Annexes
Definitions
Definitions
- Carry-trade
- Carry-trade speculation is a strategy whereby an investor sells a currency that yields a relatively low interest rate (i.e. the so-called "funding currency") and uses those funds to purchase short-term assets denominated in a different currency that yields a higher interest rate.
- Commodities
- Commodities include food products, agricultural raw materials, minerals, ores and metals, and petroleum.
- Commodity derivatives
- Commodity derivatives include futures and options contracts traded on organized exchanges, as well as forward, options and swaps contracts traded on OTC markets. A derivative is a financial asset, generally a contract between two or more parties, whose value is dependent upon or derived from one or more underlying assets, such as a commodity futures contract or a commodity index.
- Competitiveness
- Competitiveness is a measure of a country's advantage or disadvantage in selling its products in international markets. Different measures of competitiveness can be calculated based on the differential between domestic and competitors' unit labour costs in manufacturing and consumer prices both expressed in a common currency. Unit labour cost stands for labour cost per unit of output.
- Contribution of a component (net exports, domestic demand etc.) to GDP growth
- Contribution of a component (net exports, domestic demand etc.) to GDP growth is usually calculated as the real growth rate of this component weighted by the share of this component in the GDP in the previous period. Thus, contributions reflect two effects: the speed with which a component changes and the relative importance of the component in total GDP.
- Current account
- Current account includes all the transactions recorded in the balance of payments (other than those in financial items) that involve economic values and occur between resident and non- residents entities. Specifically, the major classifications are: goods and services; income and current transfers.
- Debt relief
- Debt relief is any form of debt reorganisation which relieves the overall burden of debt.
- Emerging Market Economies (EMEs)
- Emerging Market Economies (EMEs) include include Argentina, Brazil, Chile, Malaysia, Mexico, Peru, the Republic of Korea, Singapore, Taiwan Province of China and Thailand.
- Employment
- Employment should include full- and part-time employees on the payroll, but not contract and temporary employees. Ideally, figures for part-time employees should be reported on a full-time equivalent basis.
- Exports
- Exports of merchandise are goods leaving the statistical territory of a country. It is recommended that merchandise exports be reported f.o.b. (free on board) i.e. not included transportation costs and insurance charges between the customs frontier of the exporting country and that of the importing country.
- Fiscal balance
- Fiscal balance is the balance of a government's tax revenues, plus any proceeds from asset sales, minus government spending. If the balance is positive the government has a fiscal surplus, if negative a fiscal deficit.
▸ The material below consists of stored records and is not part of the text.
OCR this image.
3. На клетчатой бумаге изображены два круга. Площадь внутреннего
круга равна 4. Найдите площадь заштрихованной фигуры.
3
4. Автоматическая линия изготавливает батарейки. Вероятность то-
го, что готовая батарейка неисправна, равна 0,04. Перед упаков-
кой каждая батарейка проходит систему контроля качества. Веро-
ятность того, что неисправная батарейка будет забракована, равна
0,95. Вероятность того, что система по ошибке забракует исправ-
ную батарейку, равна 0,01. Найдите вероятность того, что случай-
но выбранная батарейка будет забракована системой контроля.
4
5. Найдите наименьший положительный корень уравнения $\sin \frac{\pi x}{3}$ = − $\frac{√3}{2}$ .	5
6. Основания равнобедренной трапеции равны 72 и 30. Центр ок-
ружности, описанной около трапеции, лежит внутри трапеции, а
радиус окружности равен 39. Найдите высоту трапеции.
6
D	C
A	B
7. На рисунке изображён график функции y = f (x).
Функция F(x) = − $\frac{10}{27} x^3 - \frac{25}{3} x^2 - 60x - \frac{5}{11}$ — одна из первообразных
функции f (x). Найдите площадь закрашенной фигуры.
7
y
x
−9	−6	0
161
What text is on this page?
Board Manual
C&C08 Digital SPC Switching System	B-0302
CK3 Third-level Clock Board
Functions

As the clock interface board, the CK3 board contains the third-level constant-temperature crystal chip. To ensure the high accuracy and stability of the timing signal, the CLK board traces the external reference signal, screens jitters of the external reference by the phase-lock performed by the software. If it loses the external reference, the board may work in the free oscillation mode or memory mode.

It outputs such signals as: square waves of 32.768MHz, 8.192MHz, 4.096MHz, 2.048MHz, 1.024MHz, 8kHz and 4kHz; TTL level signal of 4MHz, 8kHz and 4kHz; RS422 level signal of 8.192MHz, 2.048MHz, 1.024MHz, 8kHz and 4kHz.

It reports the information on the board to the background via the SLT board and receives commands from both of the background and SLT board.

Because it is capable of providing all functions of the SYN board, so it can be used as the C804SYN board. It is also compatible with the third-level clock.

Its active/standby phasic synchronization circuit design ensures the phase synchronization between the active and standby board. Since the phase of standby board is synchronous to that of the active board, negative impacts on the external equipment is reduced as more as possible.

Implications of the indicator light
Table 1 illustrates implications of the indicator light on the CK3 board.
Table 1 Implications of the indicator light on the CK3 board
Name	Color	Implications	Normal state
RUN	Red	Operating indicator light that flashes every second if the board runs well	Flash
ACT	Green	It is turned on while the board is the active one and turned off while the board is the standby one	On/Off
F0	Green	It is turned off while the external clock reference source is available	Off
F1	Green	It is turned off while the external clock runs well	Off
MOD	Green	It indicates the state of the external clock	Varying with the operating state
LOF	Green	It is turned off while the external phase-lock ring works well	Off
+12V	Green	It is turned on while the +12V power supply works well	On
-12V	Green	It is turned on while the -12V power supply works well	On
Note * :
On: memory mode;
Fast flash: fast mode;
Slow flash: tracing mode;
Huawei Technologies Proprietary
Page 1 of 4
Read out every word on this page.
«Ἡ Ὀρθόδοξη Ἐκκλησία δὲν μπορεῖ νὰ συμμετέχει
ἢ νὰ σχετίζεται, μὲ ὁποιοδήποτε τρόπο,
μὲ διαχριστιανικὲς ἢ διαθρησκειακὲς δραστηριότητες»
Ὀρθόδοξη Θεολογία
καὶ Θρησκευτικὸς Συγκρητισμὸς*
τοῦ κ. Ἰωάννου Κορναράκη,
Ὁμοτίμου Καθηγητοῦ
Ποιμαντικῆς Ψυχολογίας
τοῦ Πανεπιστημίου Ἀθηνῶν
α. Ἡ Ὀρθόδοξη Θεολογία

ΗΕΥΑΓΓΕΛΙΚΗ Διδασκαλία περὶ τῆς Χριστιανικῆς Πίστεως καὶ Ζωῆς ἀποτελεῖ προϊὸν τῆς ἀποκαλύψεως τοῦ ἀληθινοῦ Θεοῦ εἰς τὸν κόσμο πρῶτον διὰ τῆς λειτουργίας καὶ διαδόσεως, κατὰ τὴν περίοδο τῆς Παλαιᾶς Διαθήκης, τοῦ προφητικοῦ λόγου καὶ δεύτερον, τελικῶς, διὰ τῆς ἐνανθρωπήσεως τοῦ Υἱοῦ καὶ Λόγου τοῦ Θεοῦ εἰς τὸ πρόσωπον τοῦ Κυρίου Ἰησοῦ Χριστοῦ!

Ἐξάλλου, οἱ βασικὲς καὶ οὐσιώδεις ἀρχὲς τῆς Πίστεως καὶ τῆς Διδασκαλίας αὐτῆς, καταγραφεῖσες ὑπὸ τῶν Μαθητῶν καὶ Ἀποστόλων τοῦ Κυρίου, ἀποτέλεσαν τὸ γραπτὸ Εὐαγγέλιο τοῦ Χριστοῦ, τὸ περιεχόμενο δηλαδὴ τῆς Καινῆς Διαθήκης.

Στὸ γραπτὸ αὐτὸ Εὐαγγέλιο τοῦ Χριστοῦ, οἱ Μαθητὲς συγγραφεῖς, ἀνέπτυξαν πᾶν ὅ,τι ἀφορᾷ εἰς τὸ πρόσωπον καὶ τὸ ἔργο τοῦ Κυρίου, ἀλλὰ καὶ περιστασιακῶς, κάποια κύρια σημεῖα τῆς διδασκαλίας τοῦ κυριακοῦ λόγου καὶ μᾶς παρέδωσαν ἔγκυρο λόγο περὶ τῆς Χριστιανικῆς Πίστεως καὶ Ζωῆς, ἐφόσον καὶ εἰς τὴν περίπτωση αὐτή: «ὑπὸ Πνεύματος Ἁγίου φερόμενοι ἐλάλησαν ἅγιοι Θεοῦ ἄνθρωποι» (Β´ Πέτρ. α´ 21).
- Foreign direct investment (FDI)
- Foreign direct investment (FDI) is investment involving a long-term relationship and lasting interest in and control by a resident entity in one economy in an enterprise resident in another economy. In FDI, the investor exerts significant influence on the management of the enterprise resident in the other economy. The ownership level required in order for a direct investment to exist is 10% of the voting shares. Such investment involves both the initial transaction between the two entities and all subsequent transactions between them and among foreign affiliates, both incorporated and unincorporated. FDI may be undertaken by individuals or by business.
- G20
- The Group of Twenty is a forum for international cooperation between the world's major advanced and emerging economies (19 countries members plus the European Union) on the most important aspects of the international economic and financial agenda.
- G8
- The Group of eight countries includes Canada, France, Germany, Italy, Japan, the Russian Federation, the United Kingdom, and the United States
- Greenhouse gases (GHG)
- Greenhouse gases (GHG) refer to carbon dioxide, nitrous oxide, methane, ozone and chloro—fluorocarbons occurring naturally and resulting from human (production and consumption) activities, and contributing to the greenhouse effect (global warming).
- Gross domestic product (GDP) per capita
- Gross domestic product (GDP) per capita is gross domestic product divided by population.
- Gross domestic product (GDP)
- Gross domestic product (GDP) is an aggregate measure of production equal to the sum of the gross value added of all resident institutional units engaged in production (plus any taxes, and minus any subsidies on products not included in the value of their outputs). It is the sum of the final uses of goods and services (all uses except intermediate consumption) measured in purchasers' prices, less the value of imports of goods and services, or the sum of primary incomes distributed by resident producer units.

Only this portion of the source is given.